What can be stated for sure is that the Senate bill hurts the poor, does little for the middle class, and rewards the Republican Party’s wealthy donors. (An updated Congressional Budget Office report confirms all of these points.) It is stuffed full of gimmicks to disguise its true cost, and it makes a mockery of the G.O.P.’s claim to being the party of fiscal discipline. Republican leaders dispute all this, of course, but at this stage they would say virtually anything to get a bill passed. We are witnessing twenty-first-century Republican politics in the raw, and it bears virtually no resemblance to responsible governing.
Steve Benen (MSNBC/MaddowBlog) reminds us that the GOP refuses to learn the lessons of Kansas’ failed tax experiment. They are hell-bent on taking the same policies and practices that failed so badly in KS and pushing the disaster onto the nation as a whole.
Shortly after the 2012 elections, with Kansas Gov. Sam Brownback’s (R) radical economic experiment already underway, then-Senate Minority Leader Mitch McConnell (R-Ky.) said of his former colleague’s plan, “This is exactly the sort of thing we want to do here, in Washington …”
… five years later, McConnell and his GOP allies have all the power they need to impose a Kansas-style experiment on the nation. Many who saw Kansas’ failures first hand have some advice to Republican policymakers: Stop.
The Kansas City Star published a piece over the Thanksgiving holiday weekend from Steve Rose, who described himself as a “Bob Dole Republican,” and who lamented the fact that Kansas’ failed tax plan and the current GOP tax plan “are twins.”
Republicans at the federal level are claiming, just like Brownback did, that there will not be a resulting massive deficit if taxes are slashed. Most independent, non-partisan researchers predict a $1.5 trillion deficit will be the result of the tax cuts that have been proposed.

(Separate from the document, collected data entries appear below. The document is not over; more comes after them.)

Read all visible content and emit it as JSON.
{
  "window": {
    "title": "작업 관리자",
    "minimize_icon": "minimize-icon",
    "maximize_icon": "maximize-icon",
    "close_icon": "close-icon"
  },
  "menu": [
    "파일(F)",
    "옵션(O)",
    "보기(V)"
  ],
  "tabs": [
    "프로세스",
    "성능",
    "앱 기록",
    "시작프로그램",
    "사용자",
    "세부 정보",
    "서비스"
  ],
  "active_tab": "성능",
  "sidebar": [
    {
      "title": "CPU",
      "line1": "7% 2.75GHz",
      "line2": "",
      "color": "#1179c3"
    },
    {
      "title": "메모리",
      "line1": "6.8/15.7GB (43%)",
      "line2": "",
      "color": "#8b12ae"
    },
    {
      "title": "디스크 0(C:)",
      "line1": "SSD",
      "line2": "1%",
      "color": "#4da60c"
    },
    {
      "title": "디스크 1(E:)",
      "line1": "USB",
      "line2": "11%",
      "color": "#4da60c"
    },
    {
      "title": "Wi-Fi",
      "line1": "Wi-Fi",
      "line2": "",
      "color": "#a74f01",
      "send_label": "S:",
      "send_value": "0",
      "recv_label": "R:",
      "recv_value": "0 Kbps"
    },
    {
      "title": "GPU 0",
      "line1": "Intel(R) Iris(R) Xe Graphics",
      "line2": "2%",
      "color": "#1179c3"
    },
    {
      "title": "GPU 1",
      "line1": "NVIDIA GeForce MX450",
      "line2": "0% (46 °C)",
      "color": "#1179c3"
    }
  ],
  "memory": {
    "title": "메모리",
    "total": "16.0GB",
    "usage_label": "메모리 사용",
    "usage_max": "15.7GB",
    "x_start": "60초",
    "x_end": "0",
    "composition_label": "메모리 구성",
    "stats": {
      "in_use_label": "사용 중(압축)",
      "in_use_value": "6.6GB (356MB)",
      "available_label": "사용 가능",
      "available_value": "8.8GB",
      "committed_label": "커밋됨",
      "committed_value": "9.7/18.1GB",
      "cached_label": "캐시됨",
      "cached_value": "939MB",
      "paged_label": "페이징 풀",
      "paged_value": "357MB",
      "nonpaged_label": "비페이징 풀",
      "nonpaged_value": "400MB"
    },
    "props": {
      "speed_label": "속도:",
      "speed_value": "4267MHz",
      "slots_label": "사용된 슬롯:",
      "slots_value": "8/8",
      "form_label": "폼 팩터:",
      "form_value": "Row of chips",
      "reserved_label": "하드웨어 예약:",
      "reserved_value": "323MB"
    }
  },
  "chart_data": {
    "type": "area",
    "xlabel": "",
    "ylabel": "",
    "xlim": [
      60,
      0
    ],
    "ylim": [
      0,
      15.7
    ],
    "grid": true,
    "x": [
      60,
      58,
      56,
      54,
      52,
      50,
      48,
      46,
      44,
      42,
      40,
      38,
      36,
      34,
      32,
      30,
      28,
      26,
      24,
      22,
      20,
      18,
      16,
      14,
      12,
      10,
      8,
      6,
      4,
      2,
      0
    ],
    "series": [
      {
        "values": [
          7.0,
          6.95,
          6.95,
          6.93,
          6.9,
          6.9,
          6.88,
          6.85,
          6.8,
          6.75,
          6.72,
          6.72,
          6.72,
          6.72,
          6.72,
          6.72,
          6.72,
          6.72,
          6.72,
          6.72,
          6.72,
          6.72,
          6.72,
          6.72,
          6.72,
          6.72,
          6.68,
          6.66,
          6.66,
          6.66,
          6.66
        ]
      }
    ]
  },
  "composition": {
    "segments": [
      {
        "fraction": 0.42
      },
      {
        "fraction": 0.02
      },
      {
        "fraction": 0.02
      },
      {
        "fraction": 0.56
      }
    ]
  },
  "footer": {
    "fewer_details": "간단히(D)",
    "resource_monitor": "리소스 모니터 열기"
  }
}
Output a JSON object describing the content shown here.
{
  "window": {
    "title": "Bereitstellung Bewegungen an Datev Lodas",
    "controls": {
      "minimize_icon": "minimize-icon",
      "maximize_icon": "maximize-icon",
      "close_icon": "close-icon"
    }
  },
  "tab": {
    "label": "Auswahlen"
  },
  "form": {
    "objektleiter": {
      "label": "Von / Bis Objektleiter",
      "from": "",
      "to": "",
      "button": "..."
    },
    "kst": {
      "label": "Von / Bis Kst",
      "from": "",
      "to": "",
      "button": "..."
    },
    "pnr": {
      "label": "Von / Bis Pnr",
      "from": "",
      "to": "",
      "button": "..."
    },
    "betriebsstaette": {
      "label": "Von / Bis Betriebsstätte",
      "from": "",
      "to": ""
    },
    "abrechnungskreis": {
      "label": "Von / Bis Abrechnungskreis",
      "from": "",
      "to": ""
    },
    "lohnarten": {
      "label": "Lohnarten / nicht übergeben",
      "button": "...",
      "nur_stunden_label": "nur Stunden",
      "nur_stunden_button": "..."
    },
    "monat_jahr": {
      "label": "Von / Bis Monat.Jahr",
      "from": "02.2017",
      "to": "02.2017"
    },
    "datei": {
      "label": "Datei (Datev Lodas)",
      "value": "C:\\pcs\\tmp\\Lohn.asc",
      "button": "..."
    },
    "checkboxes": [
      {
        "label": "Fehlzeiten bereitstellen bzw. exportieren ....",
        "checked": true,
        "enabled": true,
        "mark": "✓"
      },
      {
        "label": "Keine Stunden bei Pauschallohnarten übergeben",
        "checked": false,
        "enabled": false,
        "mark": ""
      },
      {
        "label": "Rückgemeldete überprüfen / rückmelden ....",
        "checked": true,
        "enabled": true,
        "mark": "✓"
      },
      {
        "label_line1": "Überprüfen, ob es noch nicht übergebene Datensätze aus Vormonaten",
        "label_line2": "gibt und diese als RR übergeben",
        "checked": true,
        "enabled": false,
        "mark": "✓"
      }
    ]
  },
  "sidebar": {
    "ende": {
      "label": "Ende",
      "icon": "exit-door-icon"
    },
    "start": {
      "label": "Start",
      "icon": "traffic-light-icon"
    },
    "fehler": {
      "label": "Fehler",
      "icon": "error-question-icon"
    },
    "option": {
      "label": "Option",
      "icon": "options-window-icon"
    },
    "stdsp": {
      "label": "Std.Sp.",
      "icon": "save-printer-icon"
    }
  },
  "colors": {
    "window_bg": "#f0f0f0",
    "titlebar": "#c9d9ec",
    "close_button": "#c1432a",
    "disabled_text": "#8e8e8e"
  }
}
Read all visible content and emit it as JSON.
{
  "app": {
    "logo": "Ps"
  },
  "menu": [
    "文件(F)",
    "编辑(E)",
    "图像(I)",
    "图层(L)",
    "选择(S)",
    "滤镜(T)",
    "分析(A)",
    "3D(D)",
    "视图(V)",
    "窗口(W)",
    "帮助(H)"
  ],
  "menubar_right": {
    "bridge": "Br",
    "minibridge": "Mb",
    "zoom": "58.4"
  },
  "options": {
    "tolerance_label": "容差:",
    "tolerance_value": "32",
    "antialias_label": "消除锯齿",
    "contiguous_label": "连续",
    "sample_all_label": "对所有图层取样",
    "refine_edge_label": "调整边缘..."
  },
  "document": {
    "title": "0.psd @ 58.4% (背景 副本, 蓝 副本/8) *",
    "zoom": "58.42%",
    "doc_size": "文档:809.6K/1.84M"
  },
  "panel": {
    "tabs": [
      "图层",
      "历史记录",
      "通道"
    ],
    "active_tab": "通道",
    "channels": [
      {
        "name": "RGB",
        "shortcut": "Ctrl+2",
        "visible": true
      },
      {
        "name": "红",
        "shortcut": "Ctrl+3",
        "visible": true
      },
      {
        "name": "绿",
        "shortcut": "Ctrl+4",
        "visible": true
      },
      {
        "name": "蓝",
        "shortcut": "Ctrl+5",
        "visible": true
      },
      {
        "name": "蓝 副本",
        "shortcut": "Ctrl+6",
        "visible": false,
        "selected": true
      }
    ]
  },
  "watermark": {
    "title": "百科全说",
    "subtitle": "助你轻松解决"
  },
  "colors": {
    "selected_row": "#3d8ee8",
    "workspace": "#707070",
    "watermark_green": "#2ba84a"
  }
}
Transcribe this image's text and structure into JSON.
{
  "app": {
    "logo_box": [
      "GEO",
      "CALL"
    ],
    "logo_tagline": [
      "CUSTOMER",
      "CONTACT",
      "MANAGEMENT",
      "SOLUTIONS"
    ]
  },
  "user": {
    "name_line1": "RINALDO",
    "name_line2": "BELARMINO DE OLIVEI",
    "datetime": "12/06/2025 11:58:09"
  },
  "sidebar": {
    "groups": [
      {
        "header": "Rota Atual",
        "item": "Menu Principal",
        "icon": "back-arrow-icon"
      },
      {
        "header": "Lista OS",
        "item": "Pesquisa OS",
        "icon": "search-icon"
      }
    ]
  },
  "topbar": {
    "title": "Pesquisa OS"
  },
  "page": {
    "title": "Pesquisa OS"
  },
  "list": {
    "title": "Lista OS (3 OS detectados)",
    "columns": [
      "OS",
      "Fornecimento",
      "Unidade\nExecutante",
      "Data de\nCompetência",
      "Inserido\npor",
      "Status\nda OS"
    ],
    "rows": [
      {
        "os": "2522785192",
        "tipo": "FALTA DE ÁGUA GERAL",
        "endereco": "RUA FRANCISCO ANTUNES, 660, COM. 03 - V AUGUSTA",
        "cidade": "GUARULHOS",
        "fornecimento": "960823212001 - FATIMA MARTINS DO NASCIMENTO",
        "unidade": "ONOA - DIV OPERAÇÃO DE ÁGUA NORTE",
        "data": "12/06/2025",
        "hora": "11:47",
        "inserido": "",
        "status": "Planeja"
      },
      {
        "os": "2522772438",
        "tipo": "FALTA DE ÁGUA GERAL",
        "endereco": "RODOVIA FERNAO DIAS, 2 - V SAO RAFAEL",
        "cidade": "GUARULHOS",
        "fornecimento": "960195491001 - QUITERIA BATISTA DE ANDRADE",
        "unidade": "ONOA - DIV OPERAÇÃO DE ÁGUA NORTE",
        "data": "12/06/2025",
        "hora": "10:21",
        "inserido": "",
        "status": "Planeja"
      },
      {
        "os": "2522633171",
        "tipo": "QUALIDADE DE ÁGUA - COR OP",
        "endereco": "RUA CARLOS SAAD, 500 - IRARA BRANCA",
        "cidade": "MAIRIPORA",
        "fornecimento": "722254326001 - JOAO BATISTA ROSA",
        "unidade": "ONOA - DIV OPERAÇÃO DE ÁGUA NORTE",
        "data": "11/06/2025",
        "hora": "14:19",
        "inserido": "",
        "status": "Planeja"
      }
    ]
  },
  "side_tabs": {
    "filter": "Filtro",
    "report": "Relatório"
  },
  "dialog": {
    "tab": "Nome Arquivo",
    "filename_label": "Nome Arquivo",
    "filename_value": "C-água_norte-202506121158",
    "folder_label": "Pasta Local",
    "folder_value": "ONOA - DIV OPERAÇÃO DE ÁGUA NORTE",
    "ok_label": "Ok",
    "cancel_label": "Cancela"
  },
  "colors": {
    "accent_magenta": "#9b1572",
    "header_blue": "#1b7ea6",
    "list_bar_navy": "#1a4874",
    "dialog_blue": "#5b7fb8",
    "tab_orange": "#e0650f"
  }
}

Blinded Republicans claim these huge tax cuts for businesses and the wealthy will stimulate the economy enough that overall revenue will grow, not shrink. Revenue growth is supposed to trickle down to the middle-class taxpayers.
Sound familiar? That is exactly what was sold to Kansans, who saw their state’s budget hemorrhage. Nothing trickled down except cuts in services for the middle class.
The Kansas City Star’s editorial board published a related piece this morning, asking Sen. Jerry Moran (R-Kan.), “Why take this failed experiment nationwide?”
Moran endorsed his party’s regressive tax plan yesterday. Perhaps he hasn’t paid close enough attention to what happened in his own state this decade.
… the scope of Kansas’ failed experiment is not in doubt. Brownback working with a GOP-led legislature, cut taxes far beyond what the state could afford, slashed public investments, and waited for prosperity to flourish across every corner of the state.
None of that happened. Not only have Kansas’ job growth and economic growth rates lagged behind neighboring states, but the state’s budget is in shambles, and Kansas’ debt rating has been downgraded multiple times.
The state has since decided to go in a different direction, though local officials realize it will take many years to undo the damage. Willfully ignorant Republicans at the national level seem desperate to repeat the same mistakes.
But, you see, neither facts nor history are driving this impending disaster. There is a stench of fear, of desperation, on capitol hill. The GOPlins have to show their base something, anything, no matter how awful, no matter how hurtful to their own base. Failing to do so would reveal the incompetence of the current crop of congressional Republicans in general and of the Twitterer-in-Chief Donald Trump in particular.